Compound interest

Inflation: the evil twin of compound interest

MoneyWeek turns 21 in early November. It has been a busy twenty years. We’ve been through the dotcom bubble, two commodity supercycles, the housing bubble, a once-in-a-century financial crisis, and a once-in-a-century pandemic.

In short, we circled the block longer than a traffic cop in London. But one thing we haven’t experienced yet: bad inflation. I wonder if we will now.

Inflation not so transient

John details why we’re concerned in this week’s magazine, but the bottom line (which is rapidly increasing) is that all the signs are there. The massive printing of money, which this time goes directly into the system rather than plugging holes in banks’ balance sheets as in 2008-2009. Supply bottlenecks, skills shortages and rising commodity prices – a combination that points to a wage-price spiral. And, last but not least, central banks and a majority of economists insist that inflation at multi-year highs is transitory. It would be the same central banks and the majority of economists who did not see the financial crisis coming.

It may not be long before we start noticing that the prices of the items we buy on a regular basis go up. We all have our own daily inflation gauges. Mine is the Peppermint Aero. I remember a bar costing me 22p in 1988. Now it sells for 60p. The Bank of England’s inflation calculator, by far the most interesting thing on the website, suggests this is true: £22 in 1988 was £60 in 2020. Prices have almost tripled.

The average annual rate since 1988 is 3.2%, which is not too bad. But apply that for 33 years and watch what happens. Push it up to 5% and silver depreciates much faster. At this rate, £100 shrinks to £36 in 20 years. Inflation is the evil twin of compound interest.

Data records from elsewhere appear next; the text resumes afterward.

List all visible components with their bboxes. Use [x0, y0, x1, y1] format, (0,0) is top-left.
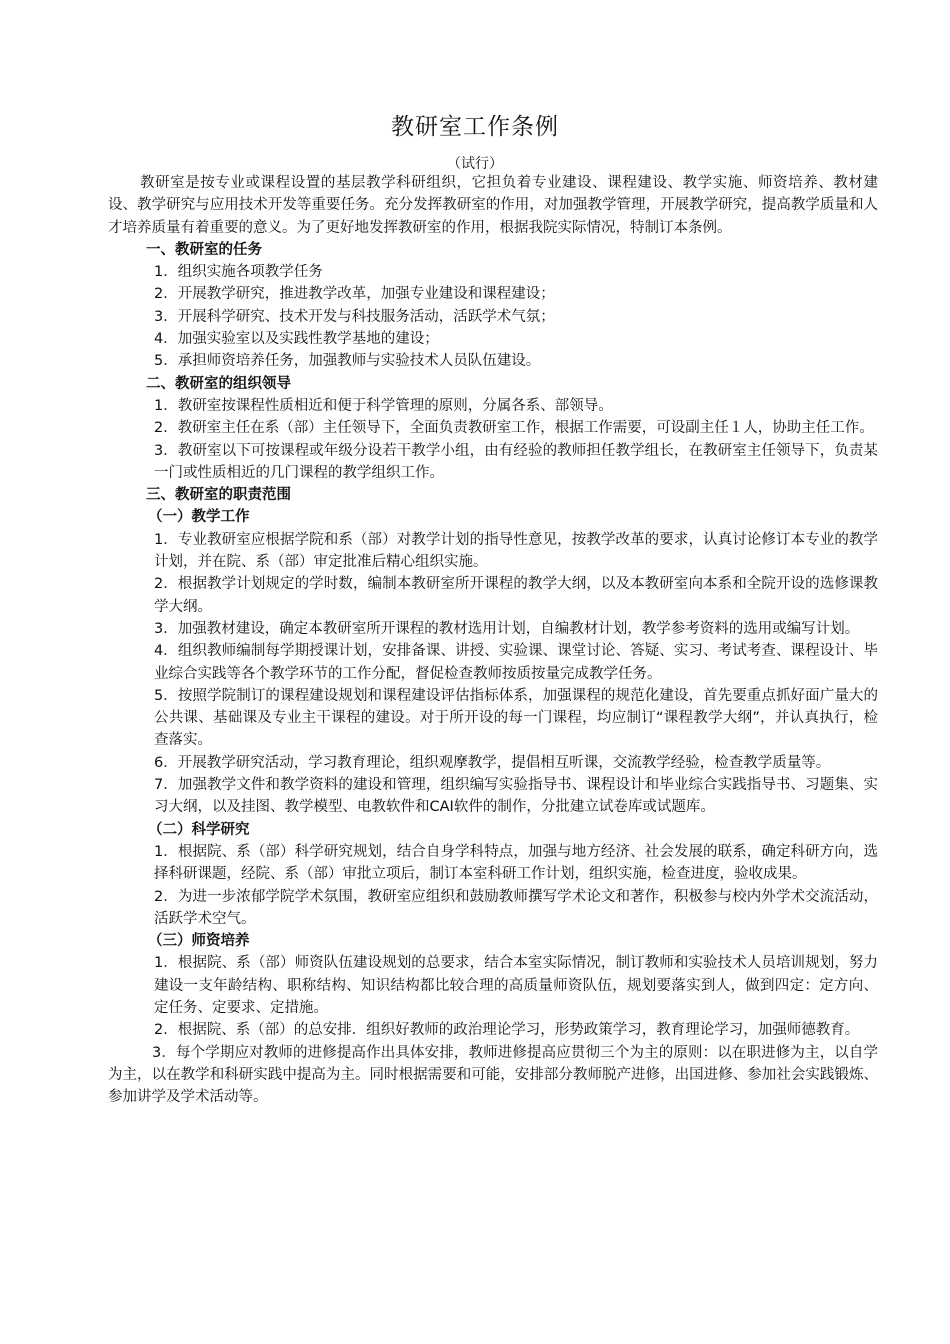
document-title: 教研室工作条例	[391, 114, 559, 140]
subsection-heading: （二）科学研究	[148, 821, 250, 838]
list-item: 2．开展教学研究，推进教学改革，加强专业建设和课程建设；	[154, 286, 555, 303]
list-item: 2．根据院、系（部）的总安排．组织好教师的政治理论学习，形势政策学习，教育理论学习，加强师德教育。	[154, 1022, 860, 1039]
list-item: 3．加强教材建设，确定本教研室所开课程的教材选用计划，自编教材计划，教学参考资料的选用或编写计划。	[154, 620, 860, 637]
document-subtitle: （试行）	[447, 156, 503, 172]
subsection-heading: （三）师资培养	[148, 933, 250, 950]
last-paragraph: 3．每个学期应对教师的进修提高作出具体安排，教师进修提高应贯彻三个为主的原则：以在职进修为主，以自学为主，以在教学和科研实践中提高为主。同时根据需要和可能，安排部分教师脱产进修，出国进修、参加社会实践锻炼、参加讲学及学术活动等。	[108, 1044, 878, 1106]
list-item: 1．教研室按课程性质相近和便于科学管理的原则，分属各系、部领导。	[154, 397, 613, 414]
list-item: 4．加强实验室以及实践性教学基地的建设；	[154, 331, 439, 348]
list-item: 1．组织实施各项教学任务	[154, 264, 323, 281]
section-heading: 二、教研室的组织领导	[146, 375, 291, 392]
list-item: 2．为进一步浓郁学院学术氛围，教研室应组织和鼓励教师撰写学术论文和著作，积极参与校内外学术交流活动，活跃学术空气。	[154, 888, 878, 927]
list-item: 3．开展科学研究、技术开发与科技服务活动，活跃学术气氛；	[154, 308, 555, 325]
list-item: 1．根据院、系（部）师资队伍建设规划的总要求，结合本室实际情况，制订教师和实验技术人员培训规划，努力建设一支年龄结构、职称结构、知识结构都比较合理的高质量师资队伍，规划要落实到人，做到四定：定方向、定任务、定要求、定措施。	[154, 955, 878, 1016]
list-item: 2．根据教学计划规定的学时数，编制本教研室所开课程的教学大纲，以及本教研室向本系和全院开设的选修课教学大纲。	[154, 576, 878, 615]
intro-paragraph: 教研室是按专业或课程设置的基层教学科研组织，它担负着专业建设、课程建设、教学实施、师资培养、教材建设、教学研究与应用技术开发等重要任务。充分发挥教研室的作用，对加强教学管理，开展教学研究，提高教学质量和人才培养质量有着重要的意义。为了更好地发挥教研室的作用，根据我院实际情况，特制订本条例。	[108, 175, 878, 236]
list-item: 6．开展教学研究活动，学习教育理论，组织观摩教学，提倡相互听课，交流教学经验，检查教学质量等。	[154, 754, 831, 771]
list-item: 4．组织教师编制每学期授课计划，安排备课、讲授、实验课、课堂讨论、答疑、实习、考试考查、课程设计、毕业综合实践等各个教学环节的工作分配，督促检查教师按质按量完成教学任务。	[154, 643, 878, 682]
list-item: 2．教研室主任在系（部）主任领导下，全面负责教研室工作，根据工作需要，可设副主任１人，协助主任工作。	[154, 420, 874, 437]
list-item: 1．根据院、系（部）科学研究规划，结合自身学科特点，加强与地方经济、社会发展的联系，确定科研方向，选择科研课题，经院、系（部）审批立项后，制订本室科研工作计划，组织实施，检查进度，验收成果。	[154, 843, 878, 883]
list-item: 5．按照学院制订的课程建设规划和课程建设评估指标体系，加强课程的规范化建设，首先要重点抓好面广量大的公共课、基础课及专业主干课程的建设。对于所开设的每一门课程，均应制订“课程教学大纲”，并认真执行，检查落实。	[154, 687, 878, 749]
section-heading: 三、教研室的职责范围	[146, 487, 291, 504]
list-item: 1．专业教研室应根据学院和系（部）对教学计划的指导性意见，按教学改革的要求，认真讨论修订本专业的教学计划，并在院、系（部）审定批准后精心组织实施。	[154, 531, 878, 571]
subsection-heading: （一）教学工作	[148, 509, 250, 526]
list-item: 5．承担师资培养任务，加强教师与实验技术人员队伍建设。	[154, 353, 541, 370]
list-item: 7．加强教学文件和教学资料的建设和管理，组织编写实验指导书、课程设计和毕业综合实践指导书、习题集、实习大纲，以及挂图、教学模型、电教软件和CAI软件的制作，分批建立试卷库或试题库。	[154, 777, 878, 816]
document-body	[108, 172, 878, 1108]
list-item: 3．教研室以下可按课程或年级分设若干教学小组，由有经验的教师担任教学组长，在教研室主任领导下，负责某一门或性质相近的几门课程的教学组织工作。	[154, 442, 878, 481]
section-heading: 一、教研室的任务	[146, 241, 262, 258]
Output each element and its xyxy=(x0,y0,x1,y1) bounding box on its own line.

So keep an eye out for your favorite brand of cereal, chocolate bar or wine. Also beware of “shrinkflation”. Sometimes the price remains the same but the package becomes smaller. I seem to remember the 1988 Aero bar being a bit longer. I couldn’t swear to it, but I know for certain that just a few years ago Cadbury was selling six creme eggs in a pack; now there are five.

Where does all this lead (beyond creme eggs in packs of four)? It is becoming increasingly clear that central banks have no intention of pushing inflation out of the system. They have subtly raised the bar of what they say they need to see or anticipate from inflation before they stop printing money via quantitative easing or raising interest rates. We repeatedly hear that inflation should be temporary, and they will ignore it. They suggest they will tolerate above-target inflation for longer than in the past. This spring, the US Federal Reserve changed its official inflation target from 2% to an “over time” average of 2%. Two weeks ago, the European Central Bank also raised its inflation target. It is now targeting inflation of 2% over the medium term, whereas it previously struggled to keep inflation below but close to 2%.

Interest rates cannot rise

The direction of travel is clear. The goal is to inflate the world’s huge indebtedness – largely caused by central banks keeping interest rates too low for too long, of course. A sharp rise in interest rates would paralyze the global system.

Bond yields remain historically low as investors apparently assume that the disinflationary environment of the past 40 years will last indefinitely. And central banks have been buying up much of the bond market with printed money, which is also keeping yields low. The result ? We are in years of below inflation returns, which is great news for gold. If rates end up rising in an environment of out-of-control inflation, that will also benefit. I’m going to top up my gold today – as soon as I finish my 60p Aero.